Here $\mathbb{H}^k=\{x \in \mathbb{R}^k:x_k \geq 0 \}$ 
My intuitive understanding of manifolds, for instance, a surface (aka 2-dimensional manifold) in $\mathbb{R}^3$ lives in 3-dimensional space, but really only requires 2 parameters to describe.  Now $[0,1]^2 \times \{ 0 \} = \{x \in \mathbb{R}^3: 0 \leq x_1,x_2 \leq 1, x_3=0 \}$ is not a 2-manifold in $\mathbb{R}^3$ b/c of its corners, for instance at the origin $\textbf{0}_3$.  While it can be shown to violate the definition, why is this a bad thing, in other words, why should the definition exclude cases like this?  I am new to this subject so any intuition that can be provided is greatly appreciated.
 A: There's nothing necessarily wrong with such a manifold. What you have described is usually called a manifold with corners. The kind of manifold you're reading about is often called a manifold with boundary.
Having a boundary is necessary if you want to talk about Stoke's theorem. Adding in corners would only serve to complicate the theorem as it's usually stated. I don't know much about manifolds with corners, but I imagine it isn't hard to adapt Stoke theorem to that case.
A: Think of an $n$-manifold as a place where, local to every point, the space is like a copy of $\mathbb{R}^n$. So, if you zoom in enough on the surface of a 3d ball, its kind of flat like a plane, and so that surface is a manifold called the sphere.
But what if we cut a region out of the ball, and cut out the corresponding region of the sphere, and then we stood on the boundary of that region. Well, its like a half plane, but its not like a plane anymore. Its boundary makes it not a manifold. Manifolds can't have those "half" places.

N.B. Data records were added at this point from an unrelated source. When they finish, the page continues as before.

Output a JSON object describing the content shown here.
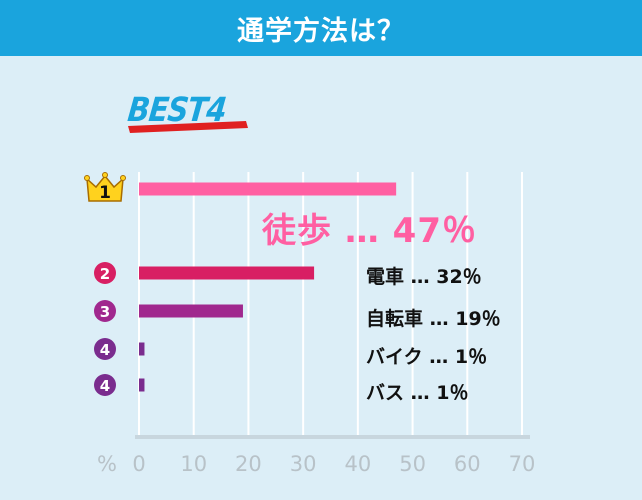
{
  "header": {
    "title": "通学方法は？"
  },
  "badge": {
    "text": "BEST4"
  },
  "chart_data": {
    "type": "bar",
    "orientation": "horizontal",
    "title": "通学方法は？",
    "xlabel": "%",
    "xlim": [
      0,
      70
    ],
    "xticks": [
      "0",
      "10",
      "20",
      "30",
      "40",
      "50",
      "60",
      "70"
    ],
    "grid": true,
    "categories": [
      "徒歩",
      "電車",
      "自転車",
      "バイク",
      "バス"
    ],
    "values": [
      47,
      32,
      19,
      1,
      1
    ],
    "ranks": [
      "1",
      "2",
      "3",
      "4",
      "4"
    ],
    "colors": [
      "#ff5fa2",
      "#d81f63",
      "#a0288e",
      "#7a2c8e",
      "#7a2c8e"
    ],
    "labels": [
      "徒歩 … 47％",
      "電車 … 32％",
      "自転車 … 19％",
      "バイク … 1％",
      "バス … 1％"
    ]
  }
}
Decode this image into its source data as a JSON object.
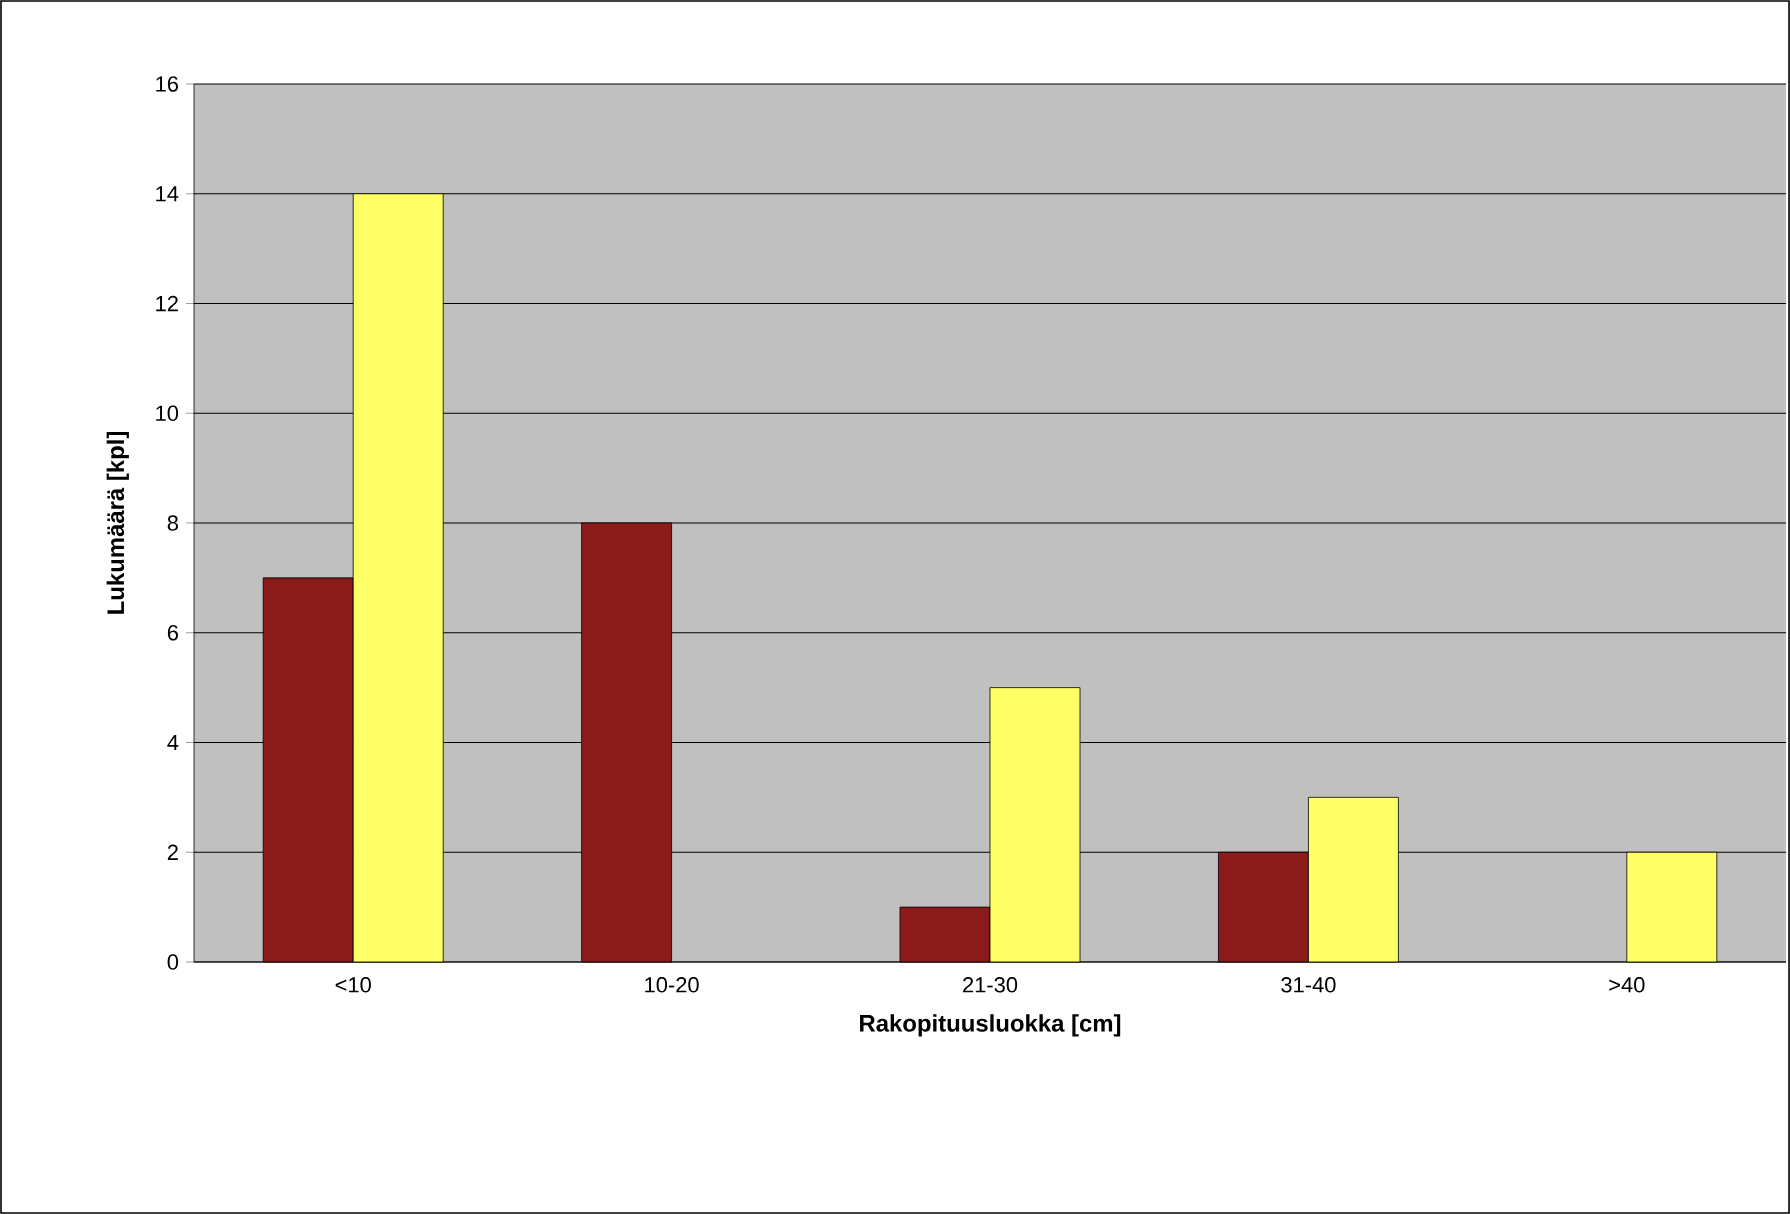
{
  "chart_data": {
    "type": "bar",
    "xlabel": "Rakopituusluokka [cm]",
    "ylabel": "Lukumäärä [kpl]",
    "categories": [
      "<10",
      "10-20",
      "21-30",
      "31-40",
      ">40"
    ],
    "series": [
      {
        "color": "#8b1a1a",
        "values": [
          7,
          8,
          1,
          2,
          null
        ]
      },
      {
        "color": "#ffff66",
        "values": [
          14,
          null,
          5,
          3,
          2
        ]
      }
    ],
    "ylim": [
      0,
      16
    ],
    "yticks": [
      0,
      2,
      4,
      6,
      8,
      10,
      12,
      14,
      16
    ],
    "grid": "y"
  }
}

So your closed square has a boundary, and its not a manifold.
If it was an open square, it would be a manifold again
A: The reason for defining manifolds this way is that they are intended to be locally similar to euclidean space. The term locally means that near each point of the manifold there is the corresponding bijection to an open set in $\mathbb{R}^k$. This implies that topologically the manifold has the same properties than the corresponding euclidean space, at least locally.
In your example, the corners nor the points in the edges can't be seen in the manifold as one can see a point in euclidean space (of dimension $2$, i.e. a plane)